Thursday, August 27, 2009

At the camp

First day in Lebanon we got a tour of downtown Beirut. So many ruins all around from the war in the eighties. Bullet holes still in the structures although some have been resurfaced or restored where necessary. Homes still in ruins on the hill sides. The history here is both amazing and intriguing. If you are interested, check out the war details at

So after an amazing speedy drive through traffic with no lights, no lane markings, with a million vehicles scampering two ways, sometimes four, we made it to the crest of the Lebanon Mountains where we could see the Bekaa Valley spread out for miles running north and south in front of us. Syria to the east, Israel to the south. Matthieu explains to us along the way all of the internal and external strife that still exists and lays percolating just below the surface.

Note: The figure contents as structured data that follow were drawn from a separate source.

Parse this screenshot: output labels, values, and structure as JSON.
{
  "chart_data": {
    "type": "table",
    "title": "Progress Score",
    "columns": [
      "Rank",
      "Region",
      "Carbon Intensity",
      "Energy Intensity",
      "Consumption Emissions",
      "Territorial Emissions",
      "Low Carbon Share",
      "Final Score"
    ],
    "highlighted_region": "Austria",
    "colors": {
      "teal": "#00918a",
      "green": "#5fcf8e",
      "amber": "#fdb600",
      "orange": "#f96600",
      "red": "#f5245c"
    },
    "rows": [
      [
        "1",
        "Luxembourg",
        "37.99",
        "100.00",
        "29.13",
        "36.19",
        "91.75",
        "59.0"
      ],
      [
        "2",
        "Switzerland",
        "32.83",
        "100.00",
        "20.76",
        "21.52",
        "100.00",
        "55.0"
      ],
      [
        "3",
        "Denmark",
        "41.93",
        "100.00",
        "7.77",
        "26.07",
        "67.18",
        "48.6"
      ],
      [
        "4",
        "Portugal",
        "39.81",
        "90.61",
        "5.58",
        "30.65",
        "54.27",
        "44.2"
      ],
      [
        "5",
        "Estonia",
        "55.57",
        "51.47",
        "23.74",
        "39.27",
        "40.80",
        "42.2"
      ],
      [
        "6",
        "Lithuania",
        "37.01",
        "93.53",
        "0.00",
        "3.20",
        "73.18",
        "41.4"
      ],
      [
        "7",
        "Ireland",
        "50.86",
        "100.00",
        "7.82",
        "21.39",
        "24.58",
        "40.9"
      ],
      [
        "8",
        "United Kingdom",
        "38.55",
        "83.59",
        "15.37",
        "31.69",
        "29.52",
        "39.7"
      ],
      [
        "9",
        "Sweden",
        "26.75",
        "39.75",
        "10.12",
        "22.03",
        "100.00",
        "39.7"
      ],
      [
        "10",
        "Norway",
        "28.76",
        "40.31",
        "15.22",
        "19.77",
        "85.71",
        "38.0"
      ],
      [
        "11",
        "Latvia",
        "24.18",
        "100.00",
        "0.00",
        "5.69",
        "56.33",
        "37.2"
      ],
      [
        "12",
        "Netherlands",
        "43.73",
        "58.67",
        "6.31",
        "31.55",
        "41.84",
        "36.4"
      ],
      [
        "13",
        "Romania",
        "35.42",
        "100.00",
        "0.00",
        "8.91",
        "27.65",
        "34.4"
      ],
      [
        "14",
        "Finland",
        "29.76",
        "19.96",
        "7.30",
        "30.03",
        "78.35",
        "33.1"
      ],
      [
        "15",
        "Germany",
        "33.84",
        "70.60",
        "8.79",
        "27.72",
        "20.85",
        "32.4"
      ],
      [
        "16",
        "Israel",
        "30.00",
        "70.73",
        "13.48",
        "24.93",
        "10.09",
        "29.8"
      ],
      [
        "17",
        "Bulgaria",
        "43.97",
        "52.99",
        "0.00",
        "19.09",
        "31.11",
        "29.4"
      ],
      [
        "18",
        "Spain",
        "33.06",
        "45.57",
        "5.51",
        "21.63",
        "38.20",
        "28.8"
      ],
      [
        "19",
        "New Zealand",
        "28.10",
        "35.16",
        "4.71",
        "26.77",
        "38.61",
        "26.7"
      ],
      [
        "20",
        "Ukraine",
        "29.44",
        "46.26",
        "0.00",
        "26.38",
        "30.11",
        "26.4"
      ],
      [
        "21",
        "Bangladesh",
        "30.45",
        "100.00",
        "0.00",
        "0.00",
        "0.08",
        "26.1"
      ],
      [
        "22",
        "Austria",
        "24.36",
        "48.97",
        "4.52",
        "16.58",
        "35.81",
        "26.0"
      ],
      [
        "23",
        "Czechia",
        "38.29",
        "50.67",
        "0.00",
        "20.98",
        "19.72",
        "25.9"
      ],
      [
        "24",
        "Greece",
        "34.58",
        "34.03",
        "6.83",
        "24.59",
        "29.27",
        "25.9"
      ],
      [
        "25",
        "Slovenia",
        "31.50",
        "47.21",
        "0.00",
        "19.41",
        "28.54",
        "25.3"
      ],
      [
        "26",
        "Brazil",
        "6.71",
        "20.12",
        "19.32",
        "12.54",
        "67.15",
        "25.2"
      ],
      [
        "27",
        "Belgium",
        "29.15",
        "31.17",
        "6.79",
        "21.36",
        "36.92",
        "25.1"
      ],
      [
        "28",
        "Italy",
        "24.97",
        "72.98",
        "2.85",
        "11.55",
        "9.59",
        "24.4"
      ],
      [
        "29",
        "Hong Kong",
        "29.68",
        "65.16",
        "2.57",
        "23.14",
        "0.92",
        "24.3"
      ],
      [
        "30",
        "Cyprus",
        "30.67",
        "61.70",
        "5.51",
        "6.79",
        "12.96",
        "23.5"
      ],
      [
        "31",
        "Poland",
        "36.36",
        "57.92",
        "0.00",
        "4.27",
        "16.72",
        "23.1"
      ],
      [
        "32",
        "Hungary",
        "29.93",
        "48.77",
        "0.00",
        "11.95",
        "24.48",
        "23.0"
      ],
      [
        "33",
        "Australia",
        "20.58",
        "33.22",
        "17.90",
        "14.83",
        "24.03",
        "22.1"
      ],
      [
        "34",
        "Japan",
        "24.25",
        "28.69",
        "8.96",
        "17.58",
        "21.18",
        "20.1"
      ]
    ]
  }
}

As we get down into the valley we get to the town of Saadnayel and having passed through it we came to a little community on the outskirts, a Bedouin tribe. As we drive down the road toward the camp we see a few kids, maybe 6, playing in the ditch alongside the road. The ditch has a little water and then some garbage floating on the top. They all stand up and with curious smiling faced they check us out as we pass by.

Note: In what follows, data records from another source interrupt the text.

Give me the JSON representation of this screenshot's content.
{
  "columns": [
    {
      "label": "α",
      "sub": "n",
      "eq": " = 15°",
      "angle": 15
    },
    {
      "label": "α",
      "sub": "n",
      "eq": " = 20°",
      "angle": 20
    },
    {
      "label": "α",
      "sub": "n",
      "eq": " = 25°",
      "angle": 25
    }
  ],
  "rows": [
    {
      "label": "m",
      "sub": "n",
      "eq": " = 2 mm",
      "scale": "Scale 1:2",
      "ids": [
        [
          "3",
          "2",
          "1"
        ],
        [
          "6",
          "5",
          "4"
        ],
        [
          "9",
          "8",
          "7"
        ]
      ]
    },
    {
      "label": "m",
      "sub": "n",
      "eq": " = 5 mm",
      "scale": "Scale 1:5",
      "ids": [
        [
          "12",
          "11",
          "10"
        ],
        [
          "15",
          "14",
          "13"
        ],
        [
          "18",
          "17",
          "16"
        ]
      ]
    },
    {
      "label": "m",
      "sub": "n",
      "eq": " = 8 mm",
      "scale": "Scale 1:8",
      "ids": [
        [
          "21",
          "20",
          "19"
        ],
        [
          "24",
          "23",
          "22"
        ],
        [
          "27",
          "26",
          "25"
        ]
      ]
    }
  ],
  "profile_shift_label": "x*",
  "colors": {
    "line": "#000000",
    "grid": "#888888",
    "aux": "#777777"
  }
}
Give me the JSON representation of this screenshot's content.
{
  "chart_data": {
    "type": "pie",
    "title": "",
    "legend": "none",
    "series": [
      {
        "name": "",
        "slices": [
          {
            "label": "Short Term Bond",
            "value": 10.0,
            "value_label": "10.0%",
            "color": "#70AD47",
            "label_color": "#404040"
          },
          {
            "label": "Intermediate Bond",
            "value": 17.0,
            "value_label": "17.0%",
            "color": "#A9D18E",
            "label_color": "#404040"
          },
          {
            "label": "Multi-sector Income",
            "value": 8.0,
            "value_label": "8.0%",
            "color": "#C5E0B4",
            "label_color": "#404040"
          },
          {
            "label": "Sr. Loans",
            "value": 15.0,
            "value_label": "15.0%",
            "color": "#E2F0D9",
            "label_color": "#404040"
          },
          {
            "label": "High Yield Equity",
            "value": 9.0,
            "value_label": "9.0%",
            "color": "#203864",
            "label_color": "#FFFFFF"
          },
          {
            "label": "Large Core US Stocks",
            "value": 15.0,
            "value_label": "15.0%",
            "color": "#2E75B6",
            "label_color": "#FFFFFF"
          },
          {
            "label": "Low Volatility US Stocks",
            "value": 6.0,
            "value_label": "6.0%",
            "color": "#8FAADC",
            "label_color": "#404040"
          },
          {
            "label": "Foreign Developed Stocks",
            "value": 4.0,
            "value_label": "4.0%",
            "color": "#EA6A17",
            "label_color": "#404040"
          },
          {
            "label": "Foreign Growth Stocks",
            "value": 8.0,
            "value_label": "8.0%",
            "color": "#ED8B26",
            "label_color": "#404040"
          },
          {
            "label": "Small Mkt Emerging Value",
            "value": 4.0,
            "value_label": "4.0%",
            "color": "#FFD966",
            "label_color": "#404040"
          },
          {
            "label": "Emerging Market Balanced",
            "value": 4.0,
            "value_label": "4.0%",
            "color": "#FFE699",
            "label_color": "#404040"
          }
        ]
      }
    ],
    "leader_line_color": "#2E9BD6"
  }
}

We pass more kids, they seem happy and content with their lot.

Once inside the compound we are greeted by the chief, and given the royal tour of his compound which includes a community centre ( a room where chapel can be head), washrooms that needed some TLC, okay, a LOT of TLC, and 5 school rooms for the children, whose school year begins near the end of September. We receive some tea that is loaded with sugar, and then a second course of very strong coffee. A coffee that tasted something like I’ve had before in Jamaica. (I’ve had a few cups now and I think it’s growing on me!)

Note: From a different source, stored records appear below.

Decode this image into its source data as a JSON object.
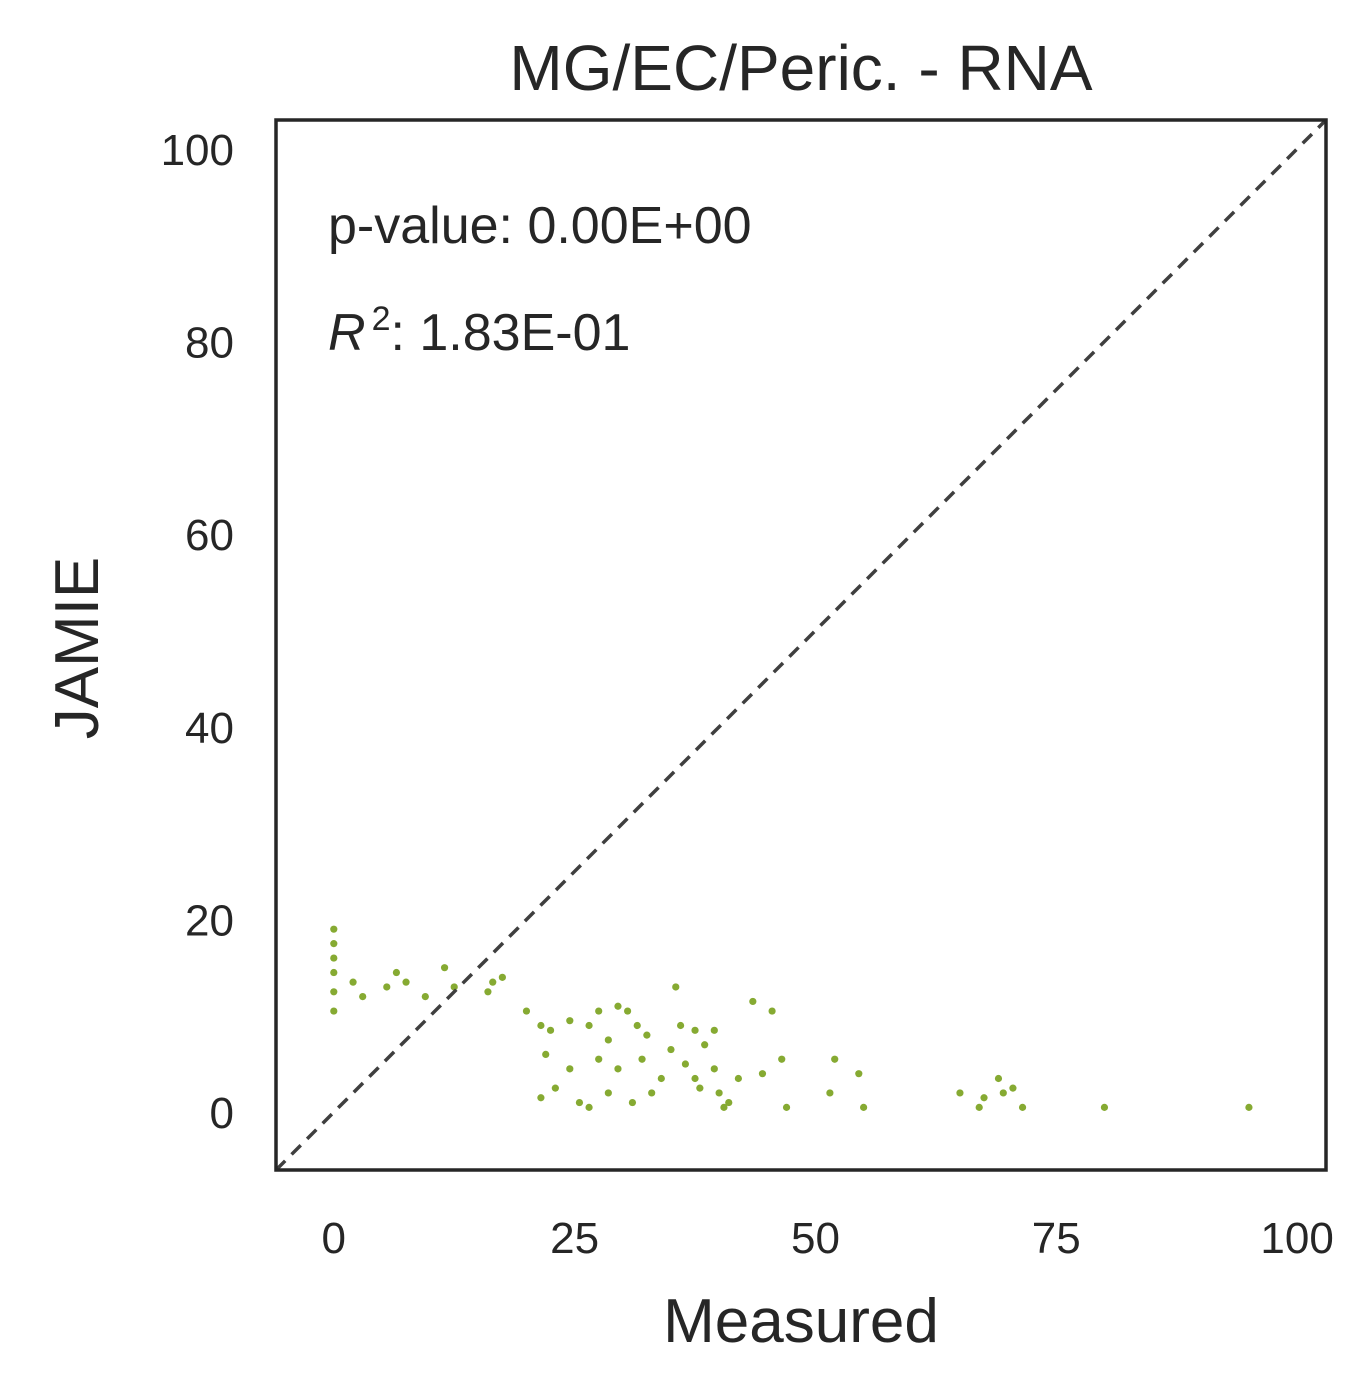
{
  "chart_data": {
    "type": "scatter",
    "title": "MG/EC/Peric. - RNA",
    "xlabel": "Measured",
    "ylabel": "JAMIE",
    "xlim": [
      -6,
      103
    ],
    "ylim": [
      -6,
      103
    ],
    "xticks": [
      0,
      25,
      50,
      75,
      100
    ],
    "yticks": [
      0,
      20,
      40,
      60,
      80,
      100
    ],
    "xtick_labels": [
      "0",
      "25",
      "50",
      "75",
      "100"
    ],
    "ytick_labels": [
      "0",
      "20",
      "40",
      "60",
      "80",
      "100"
    ],
    "grid": false,
    "reference_line": "y = x (dashed)",
    "annotations": {
      "pvalue": "p-value: 0.00E+00",
      "r2_symbol": "R",
      "r2_exponent": "2",
      "r2_value": ": 1.83E-01"
    },
    "point_color": "#86aa32",
    "line_color": "#3f3f3f",
    "series": [
      {
        "points": [
          [
            0.0,
            19.0
          ],
          [
            0.0,
            17.5
          ],
          [
            0.0,
            16.0
          ],
          [
            0.0,
            14.5
          ],
          [
            0.0,
            12.5
          ],
          [
            0.0,
            10.5
          ],
          [
            2.0,
            13.5
          ],
          [
            3.0,
            12.0
          ],
          [
            5.5,
            13.0
          ],
          [
            6.5,
            14.5
          ],
          [
            7.5,
            13.5
          ],
          [
            11.5,
            15.0
          ],
          [
            12.5,
            13.0
          ],
          [
            16.5,
            13.5
          ],
          [
            17.5,
            14.0
          ],
          [
            16.0,
            12.5
          ],
          [
            9.5,
            12.0
          ],
          [
            20.0,
            10.5
          ],
          [
            21.5,
            9.0
          ],
          [
            22.5,
            8.5
          ],
          [
            24.5,
            9.5
          ],
          [
            26.5,
            9.0
          ],
          [
            27.5,
            10.5
          ],
          [
            28.5,
            7.5
          ],
          [
            29.5,
            11.0
          ],
          [
            30.5,
            10.5
          ],
          [
            31.5,
            9.0
          ],
          [
            32.5,
            8.0
          ],
          [
            35.5,
            13.0
          ],
          [
            36.0,
            9.0
          ],
          [
            37.5,
            8.5
          ],
          [
            38.5,
            7.0
          ],
          [
            39.5,
            8.5
          ],
          [
            39.5,
            4.5
          ],
          [
            38.0,
            2.5
          ],
          [
            37.5,
            3.5
          ],
          [
            36.5,
            5.0
          ],
          [
            35.0,
            6.5
          ],
          [
            34.0,
            3.5
          ],
          [
            33.0,
            2.0
          ],
          [
            32.0,
            5.5
          ],
          [
            31.0,
            1.0
          ],
          [
            29.5,
            4.5
          ],
          [
            28.5,
            2.0
          ],
          [
            27.5,
            5.5
          ],
          [
            26.5,
            0.5
          ],
          [
            25.5,
            1.0
          ],
          [
            24.5,
            4.5
          ],
          [
            23.0,
            2.5
          ],
          [
            22.0,
            6.0
          ],
          [
            21.5,
            1.5
          ],
          [
            40.5,
            0.5
          ],
          [
            41.0,
            1.0
          ],
          [
            40.0,
            2.0
          ],
          [
            42.0,
            3.5
          ],
          [
            43.5,
            11.5
          ],
          [
            44.5,
            4.0
          ],
          [
            45.5,
            10.5
          ],
          [
            46.5,
            5.5
          ],
          [
            47.0,
            0.5
          ],
          [
            51.5,
            2.0
          ],
          [
            52.0,
            5.5
          ],
          [
            54.5,
            4.0
          ],
          [
            55.0,
            0.5
          ],
          [
            65.0,
            2.0
          ],
          [
            67.0,
            0.5
          ],
          [
            67.5,
            1.5
          ],
          [
            69.0,
            3.5
          ],
          [
            69.5,
            2.0
          ],
          [
            70.5,
            2.5
          ],
          [
            71.5,
            0.5
          ],
          [
            80.0,
            0.5
          ],
          [
            95.0,
            0.5
          ]
        ]
      }
    ]
  }
}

Then to the roof. From there you can see the camp and the many types of housing structures that are used. Some are tin shelters, and then a few sheds that are covered with large canvases or tin, anything to stop the rain during the winter season. A few goats and cows spot the camp and then of course is the widespread impact of sewage running freely throughout the camp. A trough was built some time ago, but it overflows into the land where the kids play and the homes are erected. Remember the picture of the kids playing in the ditch with a little water and garbage? Well, the water is not all water. We see the farmers, (not the Bedouins) watering the crops at the outskirts of the camp and we are thinking that we could just drill some wells for water. But we were informed that the tests showed that even out that far the water is contaminated and no good for consumption. Many of the men have a job working for minimal wages to bring home to the family. From what I can tell, work is very important to them. The majority of the camp is Muslim with a few believers mixed into the group. We serve them all when we will begin working on the classrooms and bathrooms.

These people are lovely and gracious. I am fighting to remember their names correctly, but will keep trying. My mind is on major intake right now as I consider all that is happing here in the camp and with my friend Matthieu. I trust that as I learn about life and God’s heart within this environment, God will use me in some small way.